看護師さんの三浦さんは小児科担当の看護師さんで、主に重い病気や難病の子たちを担当していたそうです。
三浦さんがこの病院に来る前から、8歳のハルト君と言う男の子が難病で入院していたそうです。
三浦さんには中々心を開いてくれず、無視したり、言う事を聞かなかったりばかりしていたそうです。
そんなハルト君でしたが、日に日に容態は悪化していき、走ったり喋ったりする事もできなくなって来ていたそうです。
難病で薬がまだまだ発見されておらず、ただ進行を食い止める薬しか投与出来ず、その薬も効果を発揮しなくなって来ていました。
それでも、手紙を書いたりと手を動かすことだけは以前のまま行えていたそうです。
そして、三浦さんに心開かぬまま、春の初め頃にハルト君は天国へ旅立ったそうです。
家族がハルト君の使っていた服などを持って帰り。

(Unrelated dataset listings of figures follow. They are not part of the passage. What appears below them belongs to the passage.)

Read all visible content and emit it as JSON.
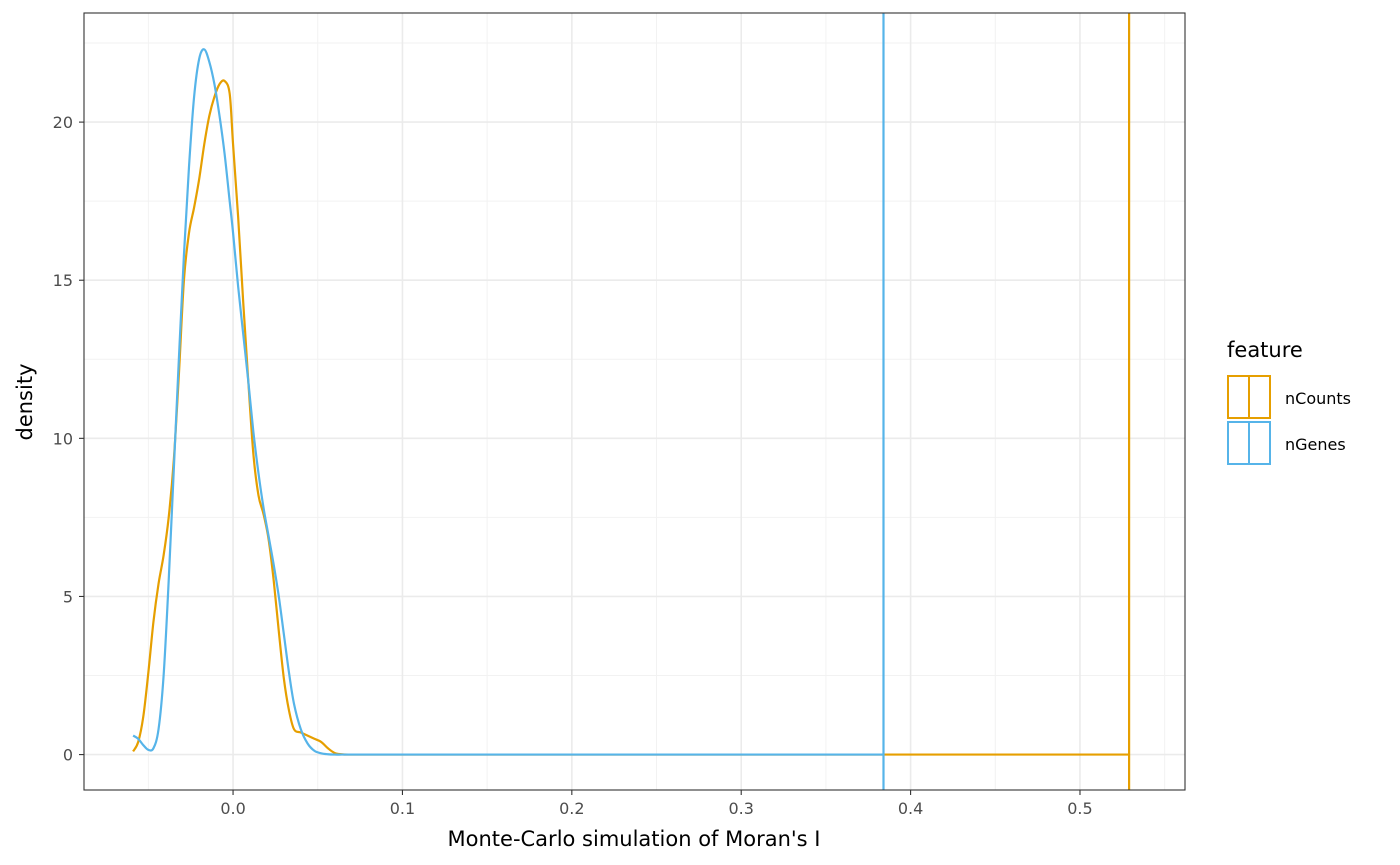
{
  "chart_data": {
    "type": "line",
    "title": "",
    "xlabel": "Monte-Carlo simulation of Moran's I",
    "ylabel": "density",
    "xlim": [
      -0.088,
      0.562
    ],
    "ylim": [
      -1.12,
      23.45
    ],
    "x_ticks": [
      0.0,
      0.1,
      0.2,
      0.3,
      0.4,
      0.5
    ],
    "x_tick_labels": [
      "0.0",
      "0.1",
      "0.2",
      "0.3",
      "0.4",
      "0.5"
    ],
    "y_ticks": [
      0,
      5,
      10,
      15,
      20
    ],
    "y_tick_labels": [
      "0",
      "5",
      "10",
      "15",
      "20"
    ],
    "grid": true,
    "legend_title": "feature",
    "legend_position": "right",
    "series": [
      {
        "name": "nCounts",
        "color": "#E69F00",
        "observed_vline": 0.529,
        "x": [
          -0.059,
          -0.056,
          -0.053,
          -0.05,
          -0.047,
          -0.044,
          -0.041,
          -0.038,
          -0.035,
          -0.032,
          -0.029,
          -0.026,
          -0.023,
          -0.02,
          -0.017,
          -0.014,
          -0.011,
          -0.008,
          -0.005,
          -0.002,
          0.0,
          0.003,
          0.006,
          0.009,
          0.012,
          0.015,
          0.018,
          0.021,
          0.024,
          0.027,
          0.03,
          0.033,
          0.036,
          0.04,
          0.044,
          0.048,
          0.052,
          0.056,
          0.06,
          0.064,
          0.068,
          0.08,
          0.1,
          0.2,
          0.3,
          0.4,
          0.529
        ],
        "values": [
          0.1,
          0.4,
          1.2,
          2.6,
          4.2,
          5.4,
          6.3,
          7.5,
          9.3,
          12.0,
          15.0,
          16.5,
          17.3,
          18.2,
          19.3,
          20.2,
          20.8,
          21.2,
          21.3,
          20.9,
          19.3,
          17.0,
          14.3,
          11.8,
          9.5,
          8.2,
          7.6,
          6.8,
          5.5,
          3.9,
          2.4,
          1.4,
          0.8,
          0.7,
          0.6,
          0.5,
          0.4,
          0.2,
          0.05,
          0.01,
          0.0,
          0.0,
          0.0,
          0.0,
          0.0,
          0.0,
          0.0
        ]
      },
      {
        "name": "nGenes",
        "color": "#56B4E9",
        "observed_vline": 0.384,
        "x": [
          -0.059,
          -0.056,
          -0.053,
          -0.05,
          -0.047,
          -0.044,
          -0.041,
          -0.038,
          -0.035,
          -0.032,
          -0.029,
          -0.026,
          -0.023,
          -0.02,
          -0.017,
          -0.014,
          -0.011,
          -0.008,
          -0.005,
          -0.002,
          0.0,
          0.003,
          0.006,
          0.009,
          0.012,
          0.015,
          0.018,
          0.021,
          0.024,
          0.027,
          0.03,
          0.033,
          0.036,
          0.04,
          0.044,
          0.048,
          0.052,
          0.056,
          0.06,
          0.064,
          0.068,
          0.08,
          0.1,
          0.2,
          0.3,
          0.384
        ],
        "values": [
          0.6,
          0.5,
          0.3,
          0.15,
          0.2,
          0.8,
          2.5,
          5.5,
          9.0,
          12.5,
          15.8,
          18.6,
          20.8,
          22.0,
          22.3,
          21.9,
          21.2,
          20.2,
          19.0,
          17.5,
          16.5,
          14.8,
          13.3,
          11.8,
          10.2,
          8.9,
          7.8,
          6.9,
          6.0,
          5.0,
          3.8,
          2.6,
          1.6,
          0.8,
          0.35,
          0.12,
          0.04,
          0.01,
          0.0,
          0.0,
          0.0,
          0.0,
          0.0,
          0.0,
          0.0,
          0.0
        ]
      }
    ]
  }
}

「ハルト君は、本当に亡くなってしまったんだな…」と改めて実感させられていた時でした…カタカタカタカタと病室の戸棚が音を立てます。
恐くなった三浦さんは逃げるようにこの部屋を出てしまったそうです。
その日以降、ハルト君が使っていた病室からスゥーと横切るハルト君位の男の子のシルエットだったり、カタカタカタカタと言う音が続いていたそうです。
そこから数日して、夜勤で勤務していた三浦さんが夜回りしていると、カタカタカタカタと言う音がまたしていました…。
三浦さんが言うには、この時だけは恐怖心が無く、その戸棚へ近づけたと言うのです。
戸棚には手紙らしきものがありました。
ハルト君が最後の最後まで書いていた手紙だ…と思った三浦さんの目に飛び込んできたのは、手紙の端の方に「三浦さんへ」とハルト君の字で書かれていたのです。
三浦さんはすぐに手紙を開きました。
そこには「三浦さん、いつも看病してくれてありがとうね。僕の病気は治るのにすごく時間がかかるらしいけれど、僕は頑張るよ!いつも優しくしてくれる三浦さんがとても好きです。
いつか僕も三浦さんのような看護師さんやお医者さんになりたい!」と書いてあったそうです。
三浦さんは、今でも大事にその手紙を取っていて。「私が辛いときは、これ見て頑張ってるの」とおっしゃっていました。
それ以来、ハルト君のような影や、カタカタカタカタする音も無くなりました。
ハルト君は、三浦さんに渡しそびれた手紙の場所を教えに来ていたようです。
第十夜 感動心霊話 終わりです。